Beijing’s spring is famous for its fleetness. I went out to see it for myself rather than make do with WeChat photos. The buses were almost empty and the brightly coloured city bikes were neatly parked in long rows, where usually they would be strewn across the pavement. The small park was more crowded than I had expected; other visitors must have had the same idea. A security guard sat behind a desk by the gate, listlessly taking visitors’ temperatures. Everyone was in a good mood. Some people were flying kites, dozens were walking on the concrete paths around the artificial pond, obeying the instructions to ‘walk in one direction and keep your distance.’ Children were playing. Young couples were taking selfies in front of the blossoming trees. I caught a few words from a group of retired men: ‘The virus was from the US military … they are in trouble themselves.’ Everyone was wearing a mask: N95 masks, surgical masks, KN95 masks with ventilation valves, anti-dust masks, non-woven fabric masks, cloth masks, shiny silk masks, elastic masks that shape the chin in a pretty curve; masks in white, blue, pale pink, light grey, cartoon print, plaid, flowery patterns, black.
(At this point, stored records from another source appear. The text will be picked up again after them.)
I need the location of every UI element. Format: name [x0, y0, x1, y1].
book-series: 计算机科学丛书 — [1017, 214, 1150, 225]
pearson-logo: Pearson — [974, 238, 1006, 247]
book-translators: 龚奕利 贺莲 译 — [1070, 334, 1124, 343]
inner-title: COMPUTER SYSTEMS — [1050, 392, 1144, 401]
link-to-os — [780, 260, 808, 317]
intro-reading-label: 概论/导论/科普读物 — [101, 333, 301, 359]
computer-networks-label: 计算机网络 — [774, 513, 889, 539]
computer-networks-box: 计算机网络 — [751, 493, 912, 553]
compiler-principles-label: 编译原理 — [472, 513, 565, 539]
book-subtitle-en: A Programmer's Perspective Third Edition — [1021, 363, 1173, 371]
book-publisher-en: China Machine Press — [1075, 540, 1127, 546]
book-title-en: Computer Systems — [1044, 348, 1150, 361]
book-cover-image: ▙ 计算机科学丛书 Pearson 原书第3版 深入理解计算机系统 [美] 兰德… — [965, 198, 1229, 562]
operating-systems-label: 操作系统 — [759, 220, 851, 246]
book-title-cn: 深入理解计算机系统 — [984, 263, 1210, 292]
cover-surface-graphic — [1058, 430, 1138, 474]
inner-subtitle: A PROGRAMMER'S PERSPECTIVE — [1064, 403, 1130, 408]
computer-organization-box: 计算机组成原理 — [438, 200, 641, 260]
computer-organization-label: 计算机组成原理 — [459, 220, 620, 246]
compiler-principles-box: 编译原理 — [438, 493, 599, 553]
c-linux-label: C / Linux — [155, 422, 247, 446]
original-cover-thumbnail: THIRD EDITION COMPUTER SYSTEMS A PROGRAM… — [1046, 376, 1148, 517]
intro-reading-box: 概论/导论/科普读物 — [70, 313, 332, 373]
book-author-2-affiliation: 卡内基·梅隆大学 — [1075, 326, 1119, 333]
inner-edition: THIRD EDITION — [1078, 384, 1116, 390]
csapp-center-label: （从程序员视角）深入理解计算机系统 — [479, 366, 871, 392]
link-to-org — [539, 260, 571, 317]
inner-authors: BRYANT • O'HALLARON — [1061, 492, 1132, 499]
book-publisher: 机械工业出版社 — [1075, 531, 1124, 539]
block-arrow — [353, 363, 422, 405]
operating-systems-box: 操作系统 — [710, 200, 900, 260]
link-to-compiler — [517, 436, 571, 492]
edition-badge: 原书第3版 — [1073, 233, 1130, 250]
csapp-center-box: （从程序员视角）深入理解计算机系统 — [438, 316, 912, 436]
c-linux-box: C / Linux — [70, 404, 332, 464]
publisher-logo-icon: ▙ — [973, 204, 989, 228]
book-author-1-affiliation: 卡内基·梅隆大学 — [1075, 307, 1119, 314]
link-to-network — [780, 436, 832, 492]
In late April, our community began to edge back towards life as usual. The workgroup stopped checking our passes, but continued to take our temperatures. More people began to leave the building in the morning to go to work. Children are still at home but the committee staff have called those parents whose children will be the first to return to school. The workgroup staff have changed into spring clothes, lightening the atmosphere of the guardroom. When I came back home yesterday, I saw grid member Yan wearing a khaki dress. She laughed about the protective suit she had been wearing two months before and asked her colleague to take a photograph of her while she pointed the thermometer at my wrist. She took my temperature several times until the picture was satisfactory. ‘Thirty-five degrees centigrade,’ she said. ‘Normal.’